Created 11-07-2017 10:24 AM
Hi,
In my organization, Hive is used with the hive.support.concurrency setted to false.
I am wondering what are the consequences about inserting datas during a select (and vice versa).
At insert, I think the table's metadatas are updated at the very end of the Map/Reduce job.
Thus, a select should be not disturbed, because I think files involved by the select are determined at the very beginning of the M/R job...
For an insert overwrite, I think this is pretty similar, but I didn't find a confirmation during my research...
Could you validate (or not ;)) my thoughts ?
Thanks 🙂
Created 11-07-2017 05:51 PM
If your competing read/insert target a single partition this should be safe since Hive uses 'rename' file system operation at the end of insert to make new files visible. Rename is atomic on HDFS. If your insert is a dynamic partition insert then you are writing multiple partitions and the data for each partition is using the 'rename' operation. This means that some read operation could see a set of files that reflects only part of the insert.
Insert overwrite actually deletes existing files so this can conflict with a concurrent read.
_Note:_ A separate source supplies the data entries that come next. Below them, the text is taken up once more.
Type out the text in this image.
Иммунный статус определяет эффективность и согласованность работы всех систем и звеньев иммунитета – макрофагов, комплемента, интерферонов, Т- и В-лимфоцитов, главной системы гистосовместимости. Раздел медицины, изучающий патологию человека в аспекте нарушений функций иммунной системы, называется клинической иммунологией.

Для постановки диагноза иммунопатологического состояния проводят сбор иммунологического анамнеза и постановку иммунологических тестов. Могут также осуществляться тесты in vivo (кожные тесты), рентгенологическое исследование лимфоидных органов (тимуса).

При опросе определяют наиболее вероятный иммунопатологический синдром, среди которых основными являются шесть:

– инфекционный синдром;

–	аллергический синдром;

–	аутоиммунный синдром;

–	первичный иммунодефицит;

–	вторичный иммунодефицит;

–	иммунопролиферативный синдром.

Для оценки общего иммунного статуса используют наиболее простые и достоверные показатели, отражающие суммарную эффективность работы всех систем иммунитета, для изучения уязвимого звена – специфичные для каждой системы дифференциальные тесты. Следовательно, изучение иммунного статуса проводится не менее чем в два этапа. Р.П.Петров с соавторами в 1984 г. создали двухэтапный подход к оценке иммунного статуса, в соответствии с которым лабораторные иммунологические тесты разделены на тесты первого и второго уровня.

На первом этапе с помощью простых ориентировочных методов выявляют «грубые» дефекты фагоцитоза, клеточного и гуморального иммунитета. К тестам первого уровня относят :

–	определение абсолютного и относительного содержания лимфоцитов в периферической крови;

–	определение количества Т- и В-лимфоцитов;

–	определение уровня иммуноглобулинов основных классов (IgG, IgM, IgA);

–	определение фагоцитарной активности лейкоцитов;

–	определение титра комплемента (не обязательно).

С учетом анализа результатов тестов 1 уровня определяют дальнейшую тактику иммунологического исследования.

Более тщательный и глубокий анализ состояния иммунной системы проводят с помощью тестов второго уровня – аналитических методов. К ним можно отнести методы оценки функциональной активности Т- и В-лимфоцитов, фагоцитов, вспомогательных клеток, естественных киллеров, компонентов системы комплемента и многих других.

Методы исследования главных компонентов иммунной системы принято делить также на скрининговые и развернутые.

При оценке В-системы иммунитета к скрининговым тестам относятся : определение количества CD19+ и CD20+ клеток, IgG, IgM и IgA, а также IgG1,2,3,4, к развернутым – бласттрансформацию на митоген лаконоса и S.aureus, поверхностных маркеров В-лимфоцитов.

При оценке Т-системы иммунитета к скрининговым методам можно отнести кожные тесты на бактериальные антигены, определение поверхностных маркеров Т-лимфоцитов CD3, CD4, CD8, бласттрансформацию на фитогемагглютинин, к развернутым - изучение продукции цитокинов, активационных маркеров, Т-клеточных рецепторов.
Created 11-09-2017 09:55 AM
Thanks it helps.
before OVERWRITE :
$ hdfs dfs -ls /apps/hive/warehouse/xyz.db/table_tmp Found 1 items 718 2017-11-09 10:18 /apps/hive/warehouse/xyz.db/table_tmp/000000_0
during OVERWRITE :
$ hdfs dfs -ls /apps/hive/warehouse/xyz.db/table_tmp Found 2 items 0 2017-11-09 10:35 /apps/hive/warehouse/xyz.db/table_tmp/.hive-staging_hive_2017-11-09_10-35-38_682_2619781700846007196-1 718 2017-11-09 10:18 /apps/hive/warehouse/xyz.db/table_tmp/000000_0
after OVERWRITE :
$ hdfs dfs -ls /apps/hive/warehouse/xyz.db/table_tmp Found 1 items 718 2017-11-09 10:35 /apps/hive/warehouse/xyz.db/table_tmp/000000_0
What I understand is that a query running (involving the file in example), for example, since 10:15 and still executing at 10:35 does not garantee a good execution (but I can presume the file, especially because it is small here, will have already been processed in a first stage of the M/R process).
Is that so ?
I am wondering if OVERWRITE is a good way to build intermediate table in this case... Without LOCK functionnality enabled, do you suggest a better way ?